I’m a former city girl; not always big cities, but cities all the same.  While this isn’t the country where I live, a suburb only, it’s the furthest I’ve lived from hubbub since college. My entire adult life the song of nighttime sirens and hum of cars up and down the street sang me to sleep.  I thrived in the moonlit streets and basked under the neon glow of restaurants, clubs and theaters. And even to this day it can still get my pulse going a bit. All night diners and 24-hour grocery stores. Anything, anytime, day or night. So, when I married my husband and came to a bedroom community where they literally roll the sidewalks up at nine, it was a bit of an adjustment. I can’t forget the night I drove around town one night after a disagreement with my husband looking for a measly piece of pie at ten o’clock at night. On coming home empty-handed and empty-tummied, I immediately shared my indignant outrage with the Hubs that we should at the very least live in a place civilized enough to have pie after ten.

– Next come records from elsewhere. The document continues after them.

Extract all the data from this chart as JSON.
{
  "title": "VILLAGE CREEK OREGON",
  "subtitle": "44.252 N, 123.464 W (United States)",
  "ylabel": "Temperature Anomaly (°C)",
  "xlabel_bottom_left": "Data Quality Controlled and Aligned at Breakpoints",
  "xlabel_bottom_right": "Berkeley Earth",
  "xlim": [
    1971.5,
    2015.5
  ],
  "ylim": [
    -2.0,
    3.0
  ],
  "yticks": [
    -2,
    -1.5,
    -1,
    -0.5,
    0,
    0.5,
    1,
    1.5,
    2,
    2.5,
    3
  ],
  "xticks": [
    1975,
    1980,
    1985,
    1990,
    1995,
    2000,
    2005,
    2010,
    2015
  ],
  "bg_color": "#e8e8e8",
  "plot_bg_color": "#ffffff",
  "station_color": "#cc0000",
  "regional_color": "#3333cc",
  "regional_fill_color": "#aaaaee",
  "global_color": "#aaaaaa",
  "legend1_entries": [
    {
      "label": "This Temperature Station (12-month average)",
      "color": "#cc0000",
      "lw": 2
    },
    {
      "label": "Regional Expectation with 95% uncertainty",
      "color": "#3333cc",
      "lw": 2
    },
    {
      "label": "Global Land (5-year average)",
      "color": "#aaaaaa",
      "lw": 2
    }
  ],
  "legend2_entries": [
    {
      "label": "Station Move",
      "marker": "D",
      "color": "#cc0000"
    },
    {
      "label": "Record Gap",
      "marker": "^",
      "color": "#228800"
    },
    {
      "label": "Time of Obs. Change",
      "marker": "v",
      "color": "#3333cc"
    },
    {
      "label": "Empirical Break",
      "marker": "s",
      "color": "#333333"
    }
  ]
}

So, no one could be more surprised than myself at this newfound source of utter bliss. All that excitement, all that stimulation from my youth, it was time of energy and hope long before I scratched below the surface. But as time wore on we all got older. Once natural maturity overtook so many of my youthful cohorts who mellowed and settled into families and careers, I discovered that remaining behind the excitement were troubled people looking for distractions, behind the beauty and glamour where lonely people looking for reassurance, and behind the so-called success were scared little children looking for attention or for power. And about five minutes after I realized all that, I also realized was frighteningly close to being one of them. For years I chased and chased after those things, just so I could know that I was pretty enough, and smart enough, or something else. But enough for whom, for what? Now that I’m away from all that, by circumstance and not by choice I must admit, I stand alone on the deck, hang my laundry and still ask myself: all that work to be enough of what for whom?

If this is the closing where I give some infinitely wise insight to leave you reflective, marveling at the brilliance that is uniquely me, well then we all (mostly myself) are going to be a bit disappointed. I don’t believe that question has a good answer.  I think knowing that the question was there, in the back of my brain, driving me on is the answer. And it’s in those quiet times in the mornings, walking back and forth under the sun from hamper to line that I realize I don’t have to ask it anymore.  

[1] Invasion of the Body Snatchers. NOT the one with Nicole Kidman.